A. はい、事業に必要な資格・講習の費用は全額経費として計上できます。領収書を必ず保管し、確定申告で「研修費」または「資格取得費」として申告してください。所得税率20〜33%の課税所得帯であれば、10万円の講習費を経費にすることで実質負担を67,000〜80,000円程度に圧縮できます。

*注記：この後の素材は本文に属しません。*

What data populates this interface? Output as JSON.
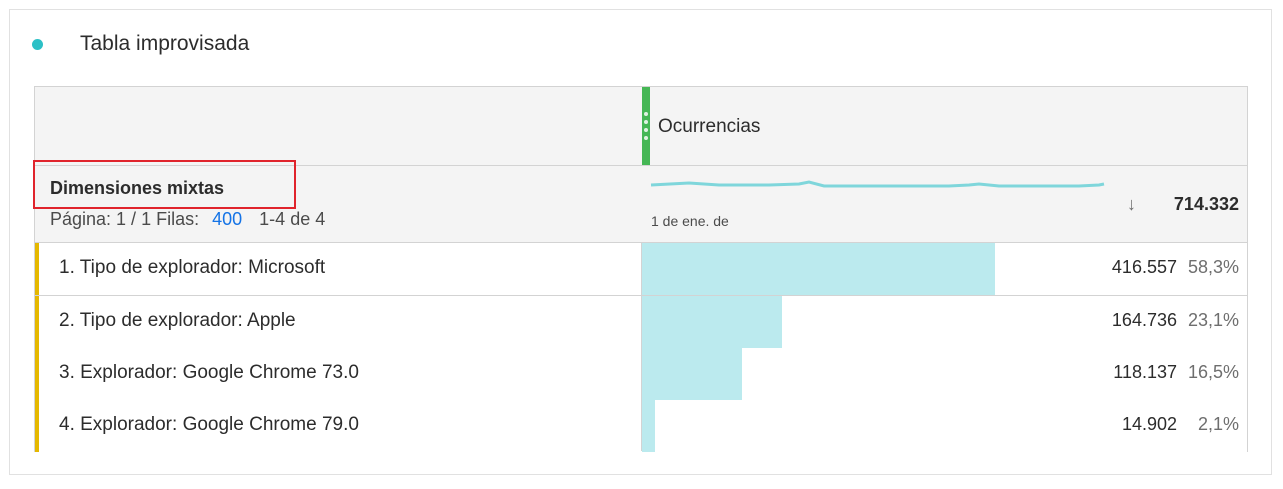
{
  "panel": {
    "title": "Tabla improvisada",
    "dot_color": "#2cc0c6"
  },
  "table": {
    "metric": {
      "name": "Ocurrencias",
      "handle_color": "#45b755"
    },
    "dimension": {
      "name": "Dimensiones mixtas",
      "pager_label": "Página: 1 / 1 Filas:",
      "rows_per_page": "400",
      "range": "1-4 de 4"
    },
    "sparkline_date": "1 de ene. de",
    "sort_icon": "arrow-down-icon",
    "total": "714.332",
    "rows": [
      {
        "label": "1. Tipo de explorador: Microsoft",
        "value": "416.557",
        "percent": "58,3%",
        "share": 0.583
      },
      {
        "label": "2. Tipo de explorador: Apple",
        "value": "164.736",
        "percent": "23,1%",
        "share": 0.231
      },
      {
        "label": "3. Explorador: Google Chrome 73.0",
        "value": "118.137",
        "percent": "16,5%",
        "share": 0.165
      },
      {
        "label": "4. Explorador: Google Chrome 79.0",
        "value": "14.902",
        "percent": "2,1%",
        "share": 0.021
      }
    ],
    "colors": {
      "bar": "#bbeaee",
      "row_accent": "#e5b800",
      "highlight_box": "#e0242c",
      "sparkline": "#7fd6db"
    }
  }
}
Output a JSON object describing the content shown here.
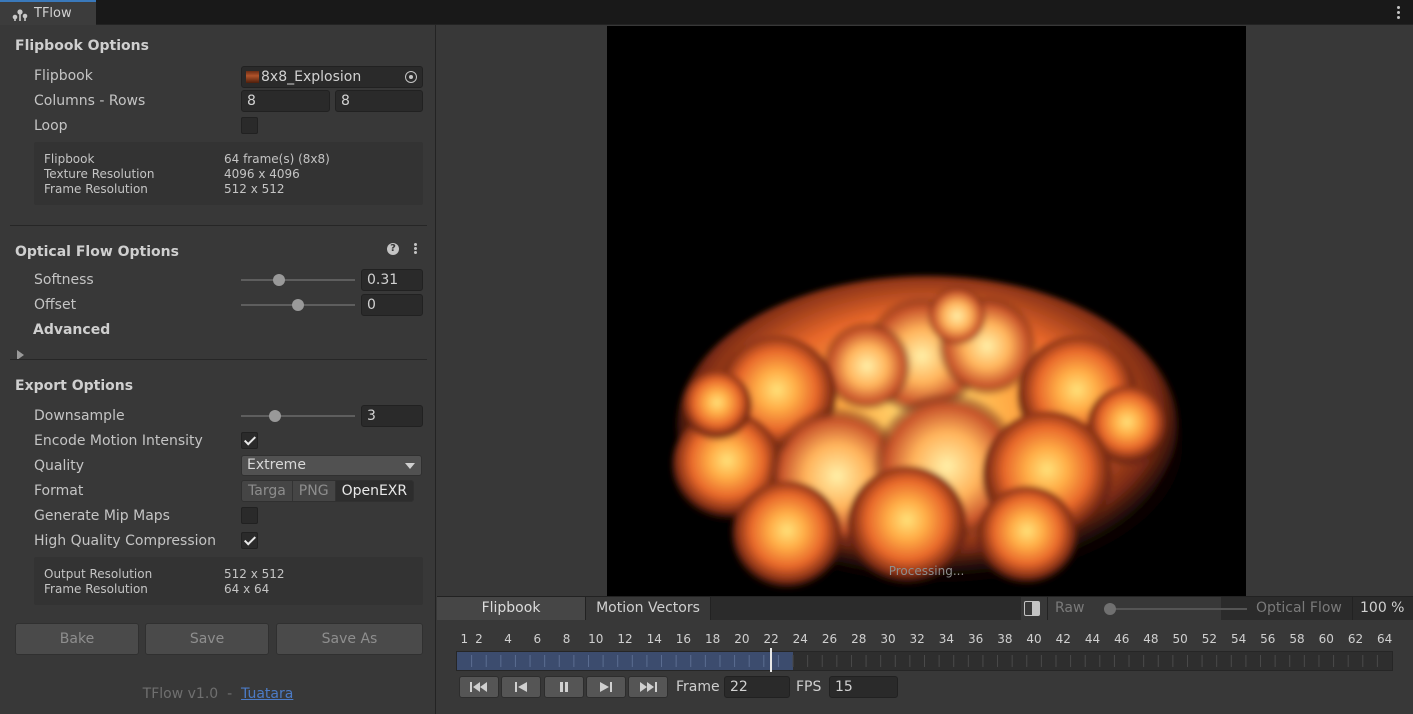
{
  "window": {
    "tab_title": "TFlow"
  },
  "flipbook_options": {
    "title": "Flipbook Options",
    "flipbook_label": "Flipbook",
    "flipbook_value": "8x8_Explosion",
    "columns_rows_label": "Columns - Rows",
    "columns": "8",
    "rows": "8",
    "loop_label": "Loop",
    "loop_checked": false,
    "info": [
      {
        "label": "Flipbook",
        "value": "64 frame(s) (8x8)"
      },
      {
        "label": "Texture Resolution",
        "value": "4096 x 4096"
      },
      {
        "label": "Frame Resolution",
        "value": "512 x 512"
      }
    ]
  },
  "optical_flow_options": {
    "title": "Optical Flow Options",
    "softness_label": "Softness",
    "softness_value": "0.31",
    "softness_slider": 0.31,
    "offset_label": "Offset",
    "offset_value": "0",
    "offset_slider": 0.5,
    "advanced_label": "Advanced"
  },
  "export_options": {
    "title": "Export Options",
    "downsample_label": "Downsample",
    "downsample_value": "3",
    "downsample_slider": 0.27,
    "encode_motion_label": "Encode Motion Intensity",
    "encode_motion_checked": true,
    "quality_label": "Quality",
    "quality_value": "Extreme",
    "format_label": "Format",
    "format_options": [
      "Targa",
      "PNG",
      "OpenEXR"
    ],
    "format_selected": "OpenEXR",
    "mipmaps_label": "Generate Mip Maps",
    "mipmaps_checked": false,
    "hq_compression_label": "High Quality Compression",
    "hq_compression_checked": true,
    "info": [
      {
        "label": "Output Resolution",
        "value": "512 x 512"
      },
      {
        "label": "Frame Resolution",
        "value": "64 x 64"
      }
    ]
  },
  "actions": {
    "bake": "Bake",
    "save": "Save",
    "save_as": "Save As"
  },
  "footer": {
    "version": "TFlow v1.0  -  ",
    "link": "Tuatara"
  },
  "preview": {
    "status": "Processing..."
  },
  "view_bar": {
    "tab_flipbook": "Flipbook",
    "tab_motion_vectors": "Motion Vectors",
    "raw_label": "Raw",
    "optical_flow_label": "Optical Flow",
    "zoom": "100 %",
    "blend_slider": 0.0
  },
  "timeline": {
    "tick_labels": [
      "1",
      "2",
      "4",
      "6",
      "8",
      "10",
      "12",
      "14",
      "16",
      "18",
      "20",
      "22",
      "24",
      "26",
      "28",
      "30",
      "32",
      "34",
      "36",
      "38",
      "40",
      "42",
      "44",
      "46",
      "48",
      "50",
      "52",
      "54",
      "56",
      "58",
      "60",
      "62",
      "64"
    ],
    "total_frames": 64,
    "current_frame": 22,
    "loaded_frames": 23,
    "frame_label": "Frame",
    "frame_value": "22",
    "fps_label": "FPS",
    "fps_value": "15"
  },
  "colors": {
    "accent": "#3a79bb",
    "timeline_fill": "#3c4c6e",
    "link": "#4c7bc6"
  }
}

Q. 転職先の面接で資格費用の負担について聞くのは失礼ですか?
A. まったく失礼ではありません。むしろ、確認しないまま入社して「思っていた待遇と違う」とトラブルになるほうが双方にとって不利益です。「資格取得支援制度の具体的な内容を教えていただけますか」という聞き方をすれば自然に確認できます。受講料・受講日の賃金扱い・資格手当の増額幅の3点を数字で答えてもらえない会社は、制度が形骸化している可能性があります。
Q. 監理技術者講習はeラーニングと対面型のどちらがお得ですか?
A. 費用面ではeラーニング型が有利です。2026年時点の相場で受講料が2,000〜4,000円安く、交通費・宿泊費も発生しません。また、現場を離れる日数が不要なため、日給制の職人にとっては機会損失も防げます。ただし、実施機関によって修了証の発行までの日数が異なる場合があるため、期限直前の受講は避け、余裕を持ったスケジュールで申し込むことをおすすめします。